Juan Pablo II, en uno de sus viajes a Estados Unidos, en 1995, ya predijo lo que iba a ocurrir con la mariachi de derechos, inacabables, que constituye todo el discurso progre del siglo XXI. Fue durante su homilía de Baltimore, el 8 de octubre de 1995, donde, entre otras cosas, pronunció las siguientes palabras: "La libertad no consiste en hacer lo que nos place, sino en el derecho a hacer lo que debemos”.
Dicho de otra forma: el hombre moderno necesita una buena dosis de humildad. Es un ser creado, al que nadie le ha pedido permiso para venir a la vida, que no puede dar razón de su existencia.

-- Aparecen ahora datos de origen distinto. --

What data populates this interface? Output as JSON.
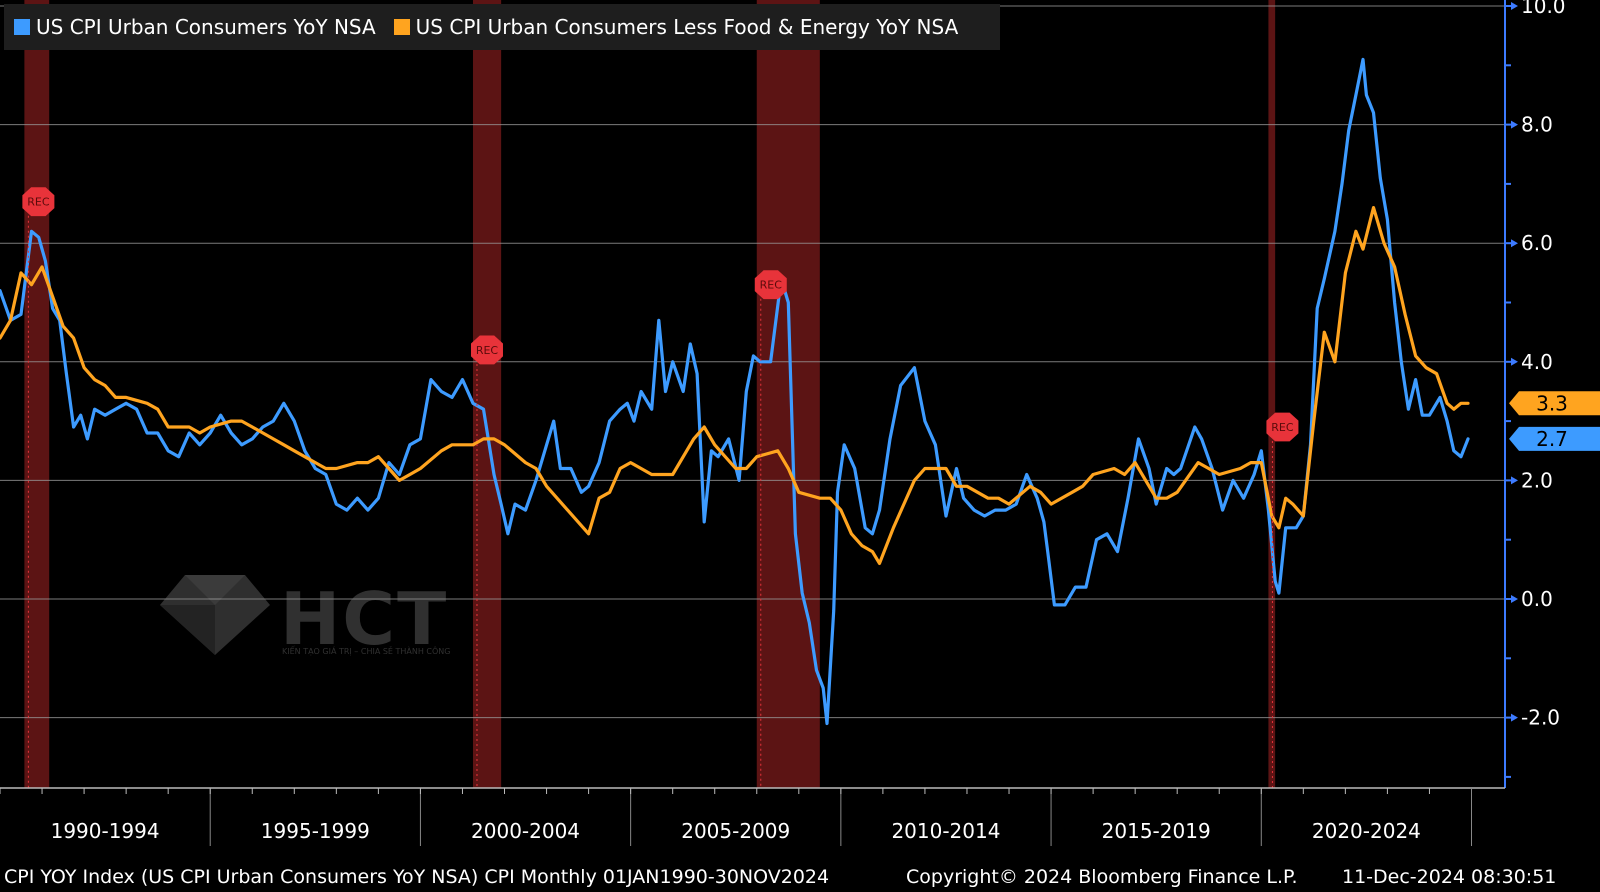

Por tanto, no puede alegar derecho alguno. Hasta sus méritos le vienen dados. La teología cristiana hace mucho hincapié en los méritos que Cristo nos ganó en la cruz y en que, gracias a esa redención, venimos a ser hijos de Dios. Es decir, que hasta nuestros méritos nos vienen dados.

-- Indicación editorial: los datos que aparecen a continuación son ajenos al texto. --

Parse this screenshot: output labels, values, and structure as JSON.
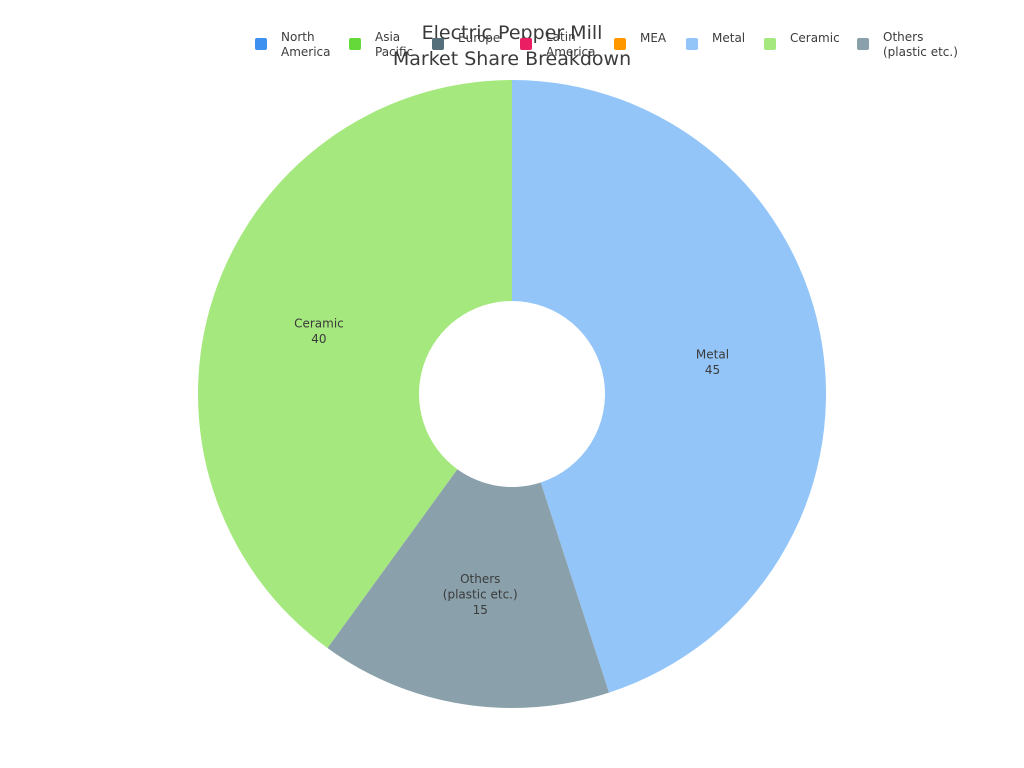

La mayoría de los derechos invocados últimamente no son sino caprichos o deseos personales
El hombre no es un ser autónomo porque no puede dar razón de su existencia. Por tanto, no nos vendría mal un poquito más de humildad. De hecho, el progresismo ha terminado en una continúa reclamación de derechos. Encima, la mayoría de los derechos invocados últimamente no son sino caprichos o deseos personales. O como recordaba Chesterton: para corromper a un individuo basta con enseñarle a llamar ‘derechos’ a sus anhelos personales y ‘abusos’ a los derechos de los demás.
Un poquito más de humildad, casi de modestia. Nos vendrá bien.
En los seres creados no existen derechos naturales sino deberes. El papel de los poderes públicos consiste en no impedirnos el cumplimiento de esos deberes. Y a esa libertad le llamamos derechos.